Era un cruce sólo para el carril bus. El autobús aceleró antes de llegar al paso de cebra. Me quedé parada, sabiendo que la velocidad de esa guagua de Chamberí no me tocaría. Pero no calculé bien. La carrocería no me tocaría, pero qué pasaría con el agua. No vi el agua. No vi el charco. No reaccioné.
Allí estábamos las dos, Adriana y yo, ella cantautora y yo entrevistadora, sincerándonos la una con la otra a micro cerrado, tras terminar la entrevista en el Starbucks de la calle Génova. No hay nada como encontrar a alguien que ya haya pasado por una experiencia traumática para entender tu travesía por el desierto, una repatriación a tu país donde lees el menú de paella para los turistas y no preguntas por qué no hay callos a la madrileña. Emigrantes retornados, nos llaman en el ministerio MAEC. Debería ser el Ministerio del Tiempo el que nos ayudara, tras casi dos décadas de guiri por el mundo.
“Me han roto el corazón, y es lo mejor que me ha pasado en la vida”, dijo Adriana. La frase no dejaba lugar a dudas, capaz de crear una secta de seguidores entre todos los que han sufrido por amor o se mueren de ganas por que les suceda algo así de intenso. El titular ya lo tenía, la mitad del trabajo hecho, así que otro sorbo al zumo de naranja. Cada vez soporto menos la lactosa, sobre todo en estos sitios donde engordan el café con grasa adictiva. Del menú me gusta la ensalada de quinoa, pero no la encajo en la hora del desayuno.
No pude silenciar el cacharreo de los camareros “partners” ni el ruido de los clientes, ni siquiera el hilo musical, pero todo quedó como una entrevista súper natural, fresca y cercana, justo lo contrario de lo que se ve en la tele y en el estudiadísimo postureo de las redes sociales.

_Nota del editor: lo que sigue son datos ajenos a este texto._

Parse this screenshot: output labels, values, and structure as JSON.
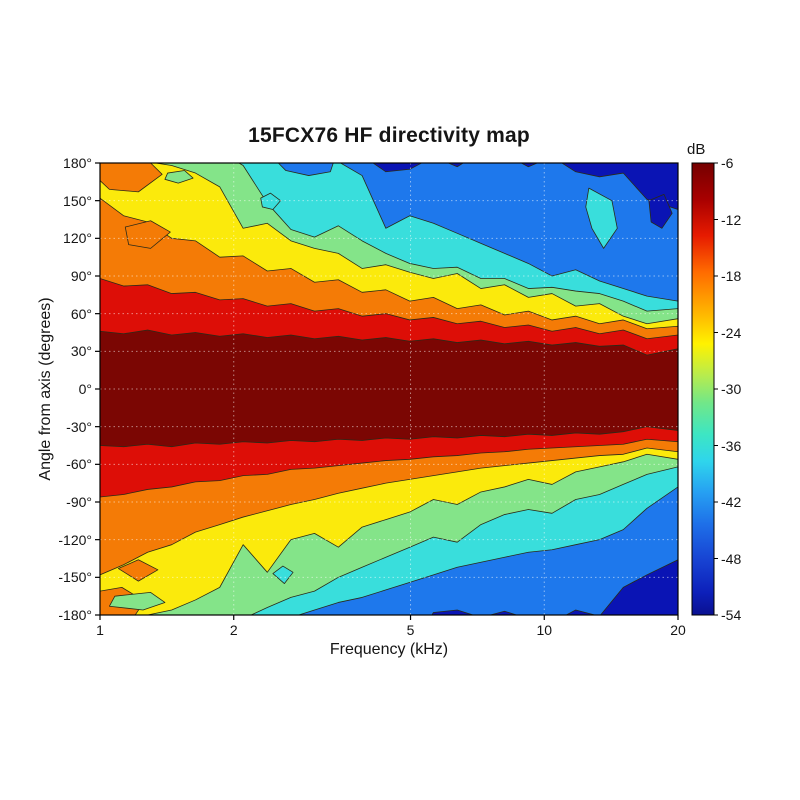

Podría decir que el ambiente ayudó a hacer que la entrevista fuera más desenfadada, aunque no creo que ningún técnico de sonido estuviera de acuerdo.
Lo mejor que me ha pasado en la vida. Cuánto cuesta admitirlo. Y además hay que agradecérselo a la persona que te ha destrozado el horizonte vital durante minutos, que se convierten en horas, horas que se convierten en días, días que se convierten en semanas, y semanas que llegan a sumar meses. Tal vez incluso un año. O dos. O eternamente, dejando la cicatriz abierta para recordar no volver a enamorarse, ni de un nuevo amor ni de un amor del pasado que se cuela en tu fotografía presente. Cualquier tiempo pasado fue mejor. Habría que discutirlo. Quizá sea cierto. En la distancia apreciamos aquello que perdimos y que en su momento no supimos valorar justamente.
Llovía fuera. Adriana tiene una voz fuerte, intensa. Su capaz de resolución es obvia, una mujer que se pone el mundo por montera, por mucho que llorase de amor en el AVE cada fin de semana que regresaba a visitar a su familia. Salimos juntas del local y bajamos hasta Colón, cada una con un hombro chorreante fuera del dosel del paraguas, hasta que llegamos al semáforo. Empezó a escampar y lo plegué. Desde la Biblioteca Nacional llegamos al último semáforo que nos separaba de la estación de Cercanías en Recoletos. Era un cruce sólo para el carril bus. En el borde mismo de la acera me planté, deseosa de cruzar y resguardarme de ese cielo engañoso, mitad gris y mitad azul, en el túnel de los trenes. El semáforo seguía rojo para peatones, verde para vehículos. El autobús aceleró antes de llegar al paso de cebra. Me quedé parada, sabiendo que la velocidad de esa guagua de Chamberí no me tocaría. Pero no calculé bien. La carrocería no me tocaría, pero qué pasaría con el agua. No vi el agua. No vi el charco. No reaccioné. No fui consciente de la ducha que el chófer de la EMT pensaba regalarme. El tiempo se paró, me transportaron en brazos. Adriana me había apartado casi en volandas. El autobús pasó por delante, el agua se levantó a cámara lenta como una ola que muere en la orilla. No me salpicó ni una gota. Me giré, el resto de viandantes también. Aquí está Gurb, versión chica y en Madrid, debió pensar alguno. Bienvenida a mi nueva vida.